Eatery A Executive Chef Keith Johnson said the Ingersoll Avenue restaurant will maintain carryout service but still is determining when to open its doors to dine-in customers. Along with a shortage of meat, specifically pork, he said, he's concerned about increasing costs for food.
"Everybody was very ill-prepared for this virus, farmers and everyone included, so I think the supply chain is still there. It’s just been damaged a bit," he said.
Frances Graziano relies on pork. The president of the Italian foods retailer and sausage maker Graziano Brothers, south of downtown, Graziano said her business supplies about 100 restaurants in the Des Moines area with Italian sausage. However, because of meatpacking plant slowdowns and shutdowns, Graziano's inventory is at about 25% of its normal capacity just as restaurants are reopening, she said.

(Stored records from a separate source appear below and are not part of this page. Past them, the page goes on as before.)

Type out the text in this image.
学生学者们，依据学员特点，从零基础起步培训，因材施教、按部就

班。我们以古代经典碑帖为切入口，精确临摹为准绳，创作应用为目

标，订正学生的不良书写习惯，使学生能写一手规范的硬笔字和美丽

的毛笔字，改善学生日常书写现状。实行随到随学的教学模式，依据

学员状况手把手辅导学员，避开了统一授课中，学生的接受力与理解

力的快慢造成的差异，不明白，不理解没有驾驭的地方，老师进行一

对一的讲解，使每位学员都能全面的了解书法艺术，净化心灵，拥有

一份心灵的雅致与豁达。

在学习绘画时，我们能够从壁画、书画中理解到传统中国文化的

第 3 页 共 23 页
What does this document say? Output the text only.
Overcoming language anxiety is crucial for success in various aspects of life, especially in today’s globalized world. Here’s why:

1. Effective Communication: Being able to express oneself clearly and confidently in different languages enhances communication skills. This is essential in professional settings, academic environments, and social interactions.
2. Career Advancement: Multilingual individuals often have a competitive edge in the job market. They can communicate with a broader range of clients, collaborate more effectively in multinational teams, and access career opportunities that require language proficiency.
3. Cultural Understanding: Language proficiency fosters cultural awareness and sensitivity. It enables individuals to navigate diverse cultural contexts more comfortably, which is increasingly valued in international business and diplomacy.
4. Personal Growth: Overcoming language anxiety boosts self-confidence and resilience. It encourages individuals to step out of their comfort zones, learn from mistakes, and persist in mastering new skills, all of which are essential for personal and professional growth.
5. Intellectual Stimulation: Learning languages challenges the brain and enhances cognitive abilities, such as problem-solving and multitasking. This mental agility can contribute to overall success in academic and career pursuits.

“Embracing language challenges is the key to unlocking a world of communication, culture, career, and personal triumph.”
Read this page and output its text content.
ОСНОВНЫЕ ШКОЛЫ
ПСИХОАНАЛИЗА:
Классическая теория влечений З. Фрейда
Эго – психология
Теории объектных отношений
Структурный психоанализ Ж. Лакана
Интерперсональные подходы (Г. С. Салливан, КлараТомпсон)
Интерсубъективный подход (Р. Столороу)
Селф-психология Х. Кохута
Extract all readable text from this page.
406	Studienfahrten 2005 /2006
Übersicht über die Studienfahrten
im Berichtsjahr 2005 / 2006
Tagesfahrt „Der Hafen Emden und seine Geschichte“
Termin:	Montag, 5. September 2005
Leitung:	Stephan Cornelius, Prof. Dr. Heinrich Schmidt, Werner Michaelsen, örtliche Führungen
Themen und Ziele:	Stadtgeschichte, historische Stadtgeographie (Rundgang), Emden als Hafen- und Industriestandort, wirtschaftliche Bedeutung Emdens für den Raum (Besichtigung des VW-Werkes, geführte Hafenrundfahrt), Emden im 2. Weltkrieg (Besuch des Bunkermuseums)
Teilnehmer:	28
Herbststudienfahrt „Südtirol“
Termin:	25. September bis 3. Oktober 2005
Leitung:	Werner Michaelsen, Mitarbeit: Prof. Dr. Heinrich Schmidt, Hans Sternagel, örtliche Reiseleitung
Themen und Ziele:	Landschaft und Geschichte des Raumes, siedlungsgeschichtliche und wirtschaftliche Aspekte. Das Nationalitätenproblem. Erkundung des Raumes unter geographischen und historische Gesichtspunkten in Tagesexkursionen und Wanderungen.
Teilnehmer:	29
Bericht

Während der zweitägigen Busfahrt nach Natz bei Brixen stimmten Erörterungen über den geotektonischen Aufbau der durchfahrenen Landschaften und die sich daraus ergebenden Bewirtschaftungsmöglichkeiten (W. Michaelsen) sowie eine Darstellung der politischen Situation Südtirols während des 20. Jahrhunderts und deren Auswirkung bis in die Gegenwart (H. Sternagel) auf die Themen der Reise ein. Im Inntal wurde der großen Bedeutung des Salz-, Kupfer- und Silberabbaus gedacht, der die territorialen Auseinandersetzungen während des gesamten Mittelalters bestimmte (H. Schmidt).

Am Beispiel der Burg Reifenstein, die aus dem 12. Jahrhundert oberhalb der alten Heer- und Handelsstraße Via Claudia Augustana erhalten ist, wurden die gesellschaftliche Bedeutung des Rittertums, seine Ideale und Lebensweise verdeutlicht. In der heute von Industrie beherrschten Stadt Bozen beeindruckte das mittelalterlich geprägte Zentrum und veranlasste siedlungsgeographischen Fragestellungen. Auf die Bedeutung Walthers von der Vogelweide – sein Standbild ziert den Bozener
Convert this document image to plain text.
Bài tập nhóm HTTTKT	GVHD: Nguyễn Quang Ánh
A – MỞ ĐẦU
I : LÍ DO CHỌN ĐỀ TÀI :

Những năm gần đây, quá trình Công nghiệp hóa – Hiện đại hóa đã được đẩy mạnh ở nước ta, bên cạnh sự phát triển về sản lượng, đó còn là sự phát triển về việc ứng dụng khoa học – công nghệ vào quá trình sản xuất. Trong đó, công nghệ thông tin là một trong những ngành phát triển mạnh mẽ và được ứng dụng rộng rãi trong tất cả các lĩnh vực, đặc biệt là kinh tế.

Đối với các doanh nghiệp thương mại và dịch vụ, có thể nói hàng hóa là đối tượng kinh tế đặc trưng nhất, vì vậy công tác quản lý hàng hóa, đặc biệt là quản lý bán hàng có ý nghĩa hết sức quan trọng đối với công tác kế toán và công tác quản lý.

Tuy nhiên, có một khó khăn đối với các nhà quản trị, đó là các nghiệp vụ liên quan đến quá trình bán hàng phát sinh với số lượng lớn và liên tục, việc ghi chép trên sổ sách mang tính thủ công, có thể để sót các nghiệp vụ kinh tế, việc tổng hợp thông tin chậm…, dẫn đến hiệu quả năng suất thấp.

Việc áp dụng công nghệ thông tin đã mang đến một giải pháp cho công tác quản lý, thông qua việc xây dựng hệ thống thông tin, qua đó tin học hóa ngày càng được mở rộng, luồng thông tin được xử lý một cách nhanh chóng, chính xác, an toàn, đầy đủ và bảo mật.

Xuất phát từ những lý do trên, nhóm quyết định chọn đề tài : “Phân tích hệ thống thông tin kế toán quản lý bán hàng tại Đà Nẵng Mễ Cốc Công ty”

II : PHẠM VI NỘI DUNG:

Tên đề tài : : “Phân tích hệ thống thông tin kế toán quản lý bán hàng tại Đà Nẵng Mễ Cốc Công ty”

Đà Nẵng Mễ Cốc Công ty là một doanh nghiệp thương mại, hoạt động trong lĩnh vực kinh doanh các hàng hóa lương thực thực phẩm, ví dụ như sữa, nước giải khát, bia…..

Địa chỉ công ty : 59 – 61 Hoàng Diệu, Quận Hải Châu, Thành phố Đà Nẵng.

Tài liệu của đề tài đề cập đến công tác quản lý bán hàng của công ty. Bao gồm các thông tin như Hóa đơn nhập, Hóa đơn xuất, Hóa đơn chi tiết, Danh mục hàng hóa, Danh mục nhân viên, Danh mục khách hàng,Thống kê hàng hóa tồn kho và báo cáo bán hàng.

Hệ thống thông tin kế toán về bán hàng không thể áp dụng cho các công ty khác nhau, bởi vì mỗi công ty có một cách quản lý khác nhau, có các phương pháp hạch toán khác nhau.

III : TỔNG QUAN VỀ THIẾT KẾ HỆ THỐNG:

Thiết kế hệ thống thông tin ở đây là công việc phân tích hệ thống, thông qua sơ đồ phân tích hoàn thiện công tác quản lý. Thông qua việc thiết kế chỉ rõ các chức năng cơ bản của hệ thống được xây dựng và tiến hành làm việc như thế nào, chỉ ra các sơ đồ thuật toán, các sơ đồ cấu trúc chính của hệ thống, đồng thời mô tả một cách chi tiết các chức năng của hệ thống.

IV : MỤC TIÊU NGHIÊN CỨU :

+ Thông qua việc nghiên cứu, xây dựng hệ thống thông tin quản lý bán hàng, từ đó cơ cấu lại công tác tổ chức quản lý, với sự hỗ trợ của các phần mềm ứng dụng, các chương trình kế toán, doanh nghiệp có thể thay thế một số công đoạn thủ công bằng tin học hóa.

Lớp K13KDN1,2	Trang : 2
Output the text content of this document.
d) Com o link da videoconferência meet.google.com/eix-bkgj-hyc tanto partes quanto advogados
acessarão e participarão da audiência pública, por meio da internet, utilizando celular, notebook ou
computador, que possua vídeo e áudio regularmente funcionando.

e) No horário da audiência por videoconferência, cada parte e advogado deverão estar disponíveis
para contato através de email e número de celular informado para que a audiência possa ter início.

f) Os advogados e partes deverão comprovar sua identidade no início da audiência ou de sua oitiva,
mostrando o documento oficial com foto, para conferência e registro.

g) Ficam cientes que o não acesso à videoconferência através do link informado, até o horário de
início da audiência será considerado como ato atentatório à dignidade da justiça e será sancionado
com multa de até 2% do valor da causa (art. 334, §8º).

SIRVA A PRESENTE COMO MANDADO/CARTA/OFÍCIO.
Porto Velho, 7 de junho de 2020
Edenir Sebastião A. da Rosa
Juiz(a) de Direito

"We're opening up at a time when we have the least to provide," she said.
When she does have sausage to sell, it may be more expensive because of shortages. That goes for all products made with pork, she warned, such as lunch meat and frozen meals with sausage.
"Prices have skyrocketed," Graziano said. "As they open up, the price point that they were working with is going to be totally different when they open up the doors."